Rullianus lächelte feindselig. »Die Gerüchte, die ich meine, sind bis zum Palatin gelangt«, sagte er vieldeutig.
»Davon werden sie nicht wahrer.«
Rullianus sprach jetzt sehr leise. Er beugte sich noch weiter vor. »Aber gefährlicher.«
»Du musst dich schon genauer ausdrücken.«
»Zufällig«, erwiderte Rullianus und betonte das Wort, indem er es übertrieben in die Länge zog, »und unfreiwilligerweise wurde ich Zeuge eines aufschlussreichen Gespräches zwischen dem Princeps und seinem Sekretär. Das war an dem Tag, als ein gewisser Bote die Stadt verließ. Er hatte einen Brief für dich dabei.«
Die Worte trafen Varus wie ein Hieb in den Magen. Es dauerte einen Moment, bis er sich fing. »Boten aus Rom kommen hier jeden Tag an«, sagte er gepresst.
Rullianus verengte seine Augen zu Schlitzen. »Es war ein ganz besonderer Bote mit einem ganz besonderen Brief. Ein etwas kopfloser Bote.« Er lächelte verschlagen. Die letzte Bemerkung schien ihm eine gehässige Freude zu bereiten.
Lucius regte sich. »Er blufft«, flüsterte er. Caius antwortete nicht, sondern warf einen strafenden Blick zur Seite.
Doch unten schien Varus dasselbe zu ahnen. Sein Körper straffte sich. »Schieß keine Pfeile in die Luft«, sagte er. »Sie treffen nicht. Und versuch nicht mich zu erpressen.« Damit wandte er sich zum Gehen. Mit großen Schritten durchquerte er den Raum, schob die Tür mit kaum gezügeltem Zorn zur Seite und trat in den Vorraum, wo er nicht mehr zu sehen war.

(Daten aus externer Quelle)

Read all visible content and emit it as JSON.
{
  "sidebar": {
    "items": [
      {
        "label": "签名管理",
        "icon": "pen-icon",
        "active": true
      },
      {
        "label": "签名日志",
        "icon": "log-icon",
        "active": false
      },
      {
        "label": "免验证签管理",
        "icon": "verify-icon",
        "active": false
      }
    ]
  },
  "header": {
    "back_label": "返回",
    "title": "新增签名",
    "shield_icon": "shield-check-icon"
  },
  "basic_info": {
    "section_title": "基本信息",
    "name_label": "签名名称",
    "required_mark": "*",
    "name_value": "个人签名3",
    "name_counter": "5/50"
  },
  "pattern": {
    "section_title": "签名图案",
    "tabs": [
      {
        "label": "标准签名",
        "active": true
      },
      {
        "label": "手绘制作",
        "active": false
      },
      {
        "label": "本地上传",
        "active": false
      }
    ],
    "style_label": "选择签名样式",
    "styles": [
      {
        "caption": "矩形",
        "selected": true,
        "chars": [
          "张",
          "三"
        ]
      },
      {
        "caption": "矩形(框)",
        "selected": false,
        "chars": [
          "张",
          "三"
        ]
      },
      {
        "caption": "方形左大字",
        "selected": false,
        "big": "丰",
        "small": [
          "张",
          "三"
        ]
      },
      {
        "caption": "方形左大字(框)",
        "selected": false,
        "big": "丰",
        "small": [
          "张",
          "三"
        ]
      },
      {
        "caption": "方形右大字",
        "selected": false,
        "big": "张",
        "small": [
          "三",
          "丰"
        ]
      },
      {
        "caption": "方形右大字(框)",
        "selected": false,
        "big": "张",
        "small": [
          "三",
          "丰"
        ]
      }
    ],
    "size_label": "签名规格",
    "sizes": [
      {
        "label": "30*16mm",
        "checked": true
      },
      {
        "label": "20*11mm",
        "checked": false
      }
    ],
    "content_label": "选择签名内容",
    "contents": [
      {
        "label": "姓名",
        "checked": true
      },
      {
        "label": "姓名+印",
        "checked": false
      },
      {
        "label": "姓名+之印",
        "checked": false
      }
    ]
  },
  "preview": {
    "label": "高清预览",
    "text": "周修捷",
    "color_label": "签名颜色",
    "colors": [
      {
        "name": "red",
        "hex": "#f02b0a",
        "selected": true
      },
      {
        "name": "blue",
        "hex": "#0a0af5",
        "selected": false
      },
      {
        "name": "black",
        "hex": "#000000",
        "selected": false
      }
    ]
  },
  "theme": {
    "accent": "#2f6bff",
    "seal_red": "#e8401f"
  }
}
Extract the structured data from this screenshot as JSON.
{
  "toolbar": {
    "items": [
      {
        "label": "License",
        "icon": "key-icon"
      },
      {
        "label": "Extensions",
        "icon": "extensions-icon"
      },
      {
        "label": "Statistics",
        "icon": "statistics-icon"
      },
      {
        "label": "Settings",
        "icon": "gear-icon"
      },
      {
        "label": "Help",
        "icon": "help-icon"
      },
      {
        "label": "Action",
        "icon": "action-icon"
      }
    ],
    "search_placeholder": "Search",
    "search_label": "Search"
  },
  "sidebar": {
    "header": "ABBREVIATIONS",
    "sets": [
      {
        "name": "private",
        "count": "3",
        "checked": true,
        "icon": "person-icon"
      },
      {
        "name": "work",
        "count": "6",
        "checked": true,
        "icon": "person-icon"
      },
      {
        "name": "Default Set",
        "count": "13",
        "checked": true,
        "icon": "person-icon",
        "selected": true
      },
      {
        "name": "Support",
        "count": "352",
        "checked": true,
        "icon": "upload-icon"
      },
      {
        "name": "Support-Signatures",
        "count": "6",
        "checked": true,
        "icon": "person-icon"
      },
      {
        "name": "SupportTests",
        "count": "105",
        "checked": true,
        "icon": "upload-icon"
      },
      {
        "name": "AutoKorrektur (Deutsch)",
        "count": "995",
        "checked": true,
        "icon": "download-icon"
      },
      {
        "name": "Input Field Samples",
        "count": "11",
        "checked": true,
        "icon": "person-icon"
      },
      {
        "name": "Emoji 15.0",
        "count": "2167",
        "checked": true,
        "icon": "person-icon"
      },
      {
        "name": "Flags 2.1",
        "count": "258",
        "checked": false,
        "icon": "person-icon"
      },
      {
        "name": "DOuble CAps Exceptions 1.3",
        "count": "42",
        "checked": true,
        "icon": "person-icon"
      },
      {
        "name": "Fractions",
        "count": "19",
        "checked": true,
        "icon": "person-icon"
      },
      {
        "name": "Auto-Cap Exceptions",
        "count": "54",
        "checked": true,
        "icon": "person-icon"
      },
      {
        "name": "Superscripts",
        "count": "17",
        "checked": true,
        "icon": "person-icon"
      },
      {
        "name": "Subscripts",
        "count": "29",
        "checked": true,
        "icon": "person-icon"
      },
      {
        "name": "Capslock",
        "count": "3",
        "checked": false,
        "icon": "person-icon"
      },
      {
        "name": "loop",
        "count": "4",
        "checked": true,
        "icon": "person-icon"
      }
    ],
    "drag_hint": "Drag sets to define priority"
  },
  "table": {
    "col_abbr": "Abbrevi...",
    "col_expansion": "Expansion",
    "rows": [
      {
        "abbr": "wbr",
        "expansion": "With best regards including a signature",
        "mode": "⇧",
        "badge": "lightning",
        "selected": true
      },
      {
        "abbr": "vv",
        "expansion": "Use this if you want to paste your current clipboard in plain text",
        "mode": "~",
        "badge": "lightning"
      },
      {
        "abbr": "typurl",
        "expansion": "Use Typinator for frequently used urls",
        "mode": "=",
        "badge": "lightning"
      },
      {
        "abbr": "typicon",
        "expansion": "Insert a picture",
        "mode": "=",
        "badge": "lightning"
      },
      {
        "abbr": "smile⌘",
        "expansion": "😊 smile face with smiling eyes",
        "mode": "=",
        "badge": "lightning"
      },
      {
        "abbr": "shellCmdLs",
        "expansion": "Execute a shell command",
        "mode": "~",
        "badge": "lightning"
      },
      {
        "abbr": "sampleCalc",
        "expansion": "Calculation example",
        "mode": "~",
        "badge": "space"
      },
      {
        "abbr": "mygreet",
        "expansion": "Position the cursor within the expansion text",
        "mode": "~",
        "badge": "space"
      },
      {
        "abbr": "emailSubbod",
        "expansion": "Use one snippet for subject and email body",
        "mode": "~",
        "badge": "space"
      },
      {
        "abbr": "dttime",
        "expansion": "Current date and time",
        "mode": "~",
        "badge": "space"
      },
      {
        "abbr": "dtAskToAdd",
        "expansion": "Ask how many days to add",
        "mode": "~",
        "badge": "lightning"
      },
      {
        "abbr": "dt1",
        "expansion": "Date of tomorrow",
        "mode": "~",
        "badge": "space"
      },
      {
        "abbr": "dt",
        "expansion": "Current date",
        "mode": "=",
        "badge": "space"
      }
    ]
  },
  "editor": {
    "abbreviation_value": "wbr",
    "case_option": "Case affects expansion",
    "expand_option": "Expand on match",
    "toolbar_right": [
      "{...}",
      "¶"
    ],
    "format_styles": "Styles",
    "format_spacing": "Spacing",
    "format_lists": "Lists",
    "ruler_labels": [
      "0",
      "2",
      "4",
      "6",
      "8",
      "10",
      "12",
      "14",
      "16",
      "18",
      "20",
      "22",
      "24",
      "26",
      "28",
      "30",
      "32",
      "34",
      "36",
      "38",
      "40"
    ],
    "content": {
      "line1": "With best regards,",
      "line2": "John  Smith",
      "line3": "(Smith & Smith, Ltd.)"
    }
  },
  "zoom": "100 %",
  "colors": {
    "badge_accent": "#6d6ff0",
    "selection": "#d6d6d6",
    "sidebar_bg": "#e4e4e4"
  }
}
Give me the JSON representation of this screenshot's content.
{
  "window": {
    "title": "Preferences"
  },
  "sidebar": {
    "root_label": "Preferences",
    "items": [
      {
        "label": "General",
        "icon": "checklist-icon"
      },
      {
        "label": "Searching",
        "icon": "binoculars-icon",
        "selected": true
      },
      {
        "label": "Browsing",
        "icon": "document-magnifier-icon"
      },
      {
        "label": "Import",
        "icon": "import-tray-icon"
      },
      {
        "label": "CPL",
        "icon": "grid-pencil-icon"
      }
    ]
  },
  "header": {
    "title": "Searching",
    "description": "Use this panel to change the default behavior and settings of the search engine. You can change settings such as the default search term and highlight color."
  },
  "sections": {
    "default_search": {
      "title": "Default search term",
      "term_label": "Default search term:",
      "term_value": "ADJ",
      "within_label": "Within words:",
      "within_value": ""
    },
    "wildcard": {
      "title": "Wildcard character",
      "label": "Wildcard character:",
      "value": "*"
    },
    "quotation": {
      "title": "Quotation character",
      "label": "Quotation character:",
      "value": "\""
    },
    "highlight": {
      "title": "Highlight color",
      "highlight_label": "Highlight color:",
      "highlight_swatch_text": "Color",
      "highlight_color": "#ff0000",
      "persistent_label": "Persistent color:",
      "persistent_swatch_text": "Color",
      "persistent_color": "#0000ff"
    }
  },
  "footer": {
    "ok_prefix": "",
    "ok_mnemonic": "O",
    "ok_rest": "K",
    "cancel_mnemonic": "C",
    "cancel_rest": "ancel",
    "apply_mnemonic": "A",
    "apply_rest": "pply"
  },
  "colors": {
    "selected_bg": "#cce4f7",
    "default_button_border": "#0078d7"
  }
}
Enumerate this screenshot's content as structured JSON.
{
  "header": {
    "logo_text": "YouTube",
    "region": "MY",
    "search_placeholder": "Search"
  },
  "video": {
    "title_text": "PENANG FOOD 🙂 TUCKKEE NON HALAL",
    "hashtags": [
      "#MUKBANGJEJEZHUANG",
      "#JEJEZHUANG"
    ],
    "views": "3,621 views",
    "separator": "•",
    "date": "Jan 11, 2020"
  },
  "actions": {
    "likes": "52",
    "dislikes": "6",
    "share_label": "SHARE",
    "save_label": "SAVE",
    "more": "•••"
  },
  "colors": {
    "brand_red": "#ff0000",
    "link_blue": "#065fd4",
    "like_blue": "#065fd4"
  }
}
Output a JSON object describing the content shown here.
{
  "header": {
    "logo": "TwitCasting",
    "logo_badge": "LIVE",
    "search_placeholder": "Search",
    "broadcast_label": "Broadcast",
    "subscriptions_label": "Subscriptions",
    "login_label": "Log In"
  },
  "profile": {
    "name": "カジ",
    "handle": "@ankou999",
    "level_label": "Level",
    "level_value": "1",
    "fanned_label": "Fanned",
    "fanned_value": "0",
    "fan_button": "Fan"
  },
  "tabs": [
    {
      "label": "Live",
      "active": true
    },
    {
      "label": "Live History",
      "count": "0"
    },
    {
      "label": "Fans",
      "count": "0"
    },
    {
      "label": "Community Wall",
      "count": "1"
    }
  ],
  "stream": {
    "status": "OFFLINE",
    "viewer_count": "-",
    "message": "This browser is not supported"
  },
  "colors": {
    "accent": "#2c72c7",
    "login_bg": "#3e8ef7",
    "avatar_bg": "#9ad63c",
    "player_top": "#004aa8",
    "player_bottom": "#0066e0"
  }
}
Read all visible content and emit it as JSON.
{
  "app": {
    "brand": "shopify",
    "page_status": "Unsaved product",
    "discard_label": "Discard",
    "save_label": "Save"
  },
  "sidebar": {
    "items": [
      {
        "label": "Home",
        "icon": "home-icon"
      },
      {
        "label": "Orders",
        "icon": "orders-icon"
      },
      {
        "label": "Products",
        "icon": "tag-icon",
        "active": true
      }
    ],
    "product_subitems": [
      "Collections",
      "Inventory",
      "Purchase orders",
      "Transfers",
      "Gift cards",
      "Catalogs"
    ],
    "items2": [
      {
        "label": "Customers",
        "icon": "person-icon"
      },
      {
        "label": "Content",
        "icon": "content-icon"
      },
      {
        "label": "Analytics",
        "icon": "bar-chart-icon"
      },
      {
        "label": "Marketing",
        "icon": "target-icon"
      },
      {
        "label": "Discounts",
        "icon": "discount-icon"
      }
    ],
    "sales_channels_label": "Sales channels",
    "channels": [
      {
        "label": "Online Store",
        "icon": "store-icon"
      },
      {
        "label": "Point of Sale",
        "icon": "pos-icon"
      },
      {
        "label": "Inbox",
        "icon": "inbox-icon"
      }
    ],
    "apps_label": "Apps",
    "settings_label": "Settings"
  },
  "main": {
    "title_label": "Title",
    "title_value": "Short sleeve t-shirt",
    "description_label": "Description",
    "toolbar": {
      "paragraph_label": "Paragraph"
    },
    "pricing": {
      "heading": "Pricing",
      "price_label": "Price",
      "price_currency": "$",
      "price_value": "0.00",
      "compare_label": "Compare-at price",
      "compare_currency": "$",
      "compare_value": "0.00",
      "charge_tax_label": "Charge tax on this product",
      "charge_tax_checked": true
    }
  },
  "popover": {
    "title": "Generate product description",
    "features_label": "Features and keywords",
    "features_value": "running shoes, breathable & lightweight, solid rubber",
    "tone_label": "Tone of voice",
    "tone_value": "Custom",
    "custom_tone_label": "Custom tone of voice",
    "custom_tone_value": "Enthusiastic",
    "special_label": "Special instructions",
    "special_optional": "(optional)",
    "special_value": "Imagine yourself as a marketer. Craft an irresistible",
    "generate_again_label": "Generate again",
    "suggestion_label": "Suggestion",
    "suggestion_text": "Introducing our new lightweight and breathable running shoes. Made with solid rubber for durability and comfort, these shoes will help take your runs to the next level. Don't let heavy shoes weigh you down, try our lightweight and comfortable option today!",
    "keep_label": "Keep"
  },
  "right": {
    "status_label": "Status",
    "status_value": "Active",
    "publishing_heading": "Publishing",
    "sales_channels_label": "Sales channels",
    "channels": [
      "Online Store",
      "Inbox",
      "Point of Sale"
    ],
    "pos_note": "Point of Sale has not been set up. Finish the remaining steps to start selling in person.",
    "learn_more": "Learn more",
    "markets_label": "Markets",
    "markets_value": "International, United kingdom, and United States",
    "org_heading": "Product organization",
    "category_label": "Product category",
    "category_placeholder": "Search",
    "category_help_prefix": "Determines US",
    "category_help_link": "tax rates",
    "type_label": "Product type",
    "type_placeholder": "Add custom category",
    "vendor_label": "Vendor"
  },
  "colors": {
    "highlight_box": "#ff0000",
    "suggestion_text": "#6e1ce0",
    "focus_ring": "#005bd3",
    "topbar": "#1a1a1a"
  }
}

Rullianus blieb mit einem eisigen Lächeln auf den Lippen zurück. Dann ging er zu einem der Tische und griff sich eine Auster aus einer großen, mit Meerwasser gefüllten Schüssel. Er schlürfte, schürzte die Lippen und schleuderte die Schale wie in plötzlich aufbrandender Wut gegen die Wand.
14
Die folgenden Tage in Oppidum Ubiorum verliefen ruhig und ereignislos. Caius und Lucius zerbrachen sich den Kopf darüber, wie viel Rullianus wohl von dem Geheimnis ahnen konnte, das Varus mit sich herumtrug. Sie waren sich einig, dass er im Besprechungsraum geblufft hatte. Viel konnte er nicht wissen – vielleicht hatte er wirklich nur ein Gespräch des Princeps belauscht. Die beiden Freunde zweifelten jedenfalls nicht mehr daran, dass der Legat den Boten ermordet und der Leiche den Kopf abgetrennt hatte. Sicher war der Tote längst gefunden worden. Aber hatte man ihn identifizieren können? Und was hatte es mit den Gerüchten auf sich, die angeblich in Rom die Runde machten?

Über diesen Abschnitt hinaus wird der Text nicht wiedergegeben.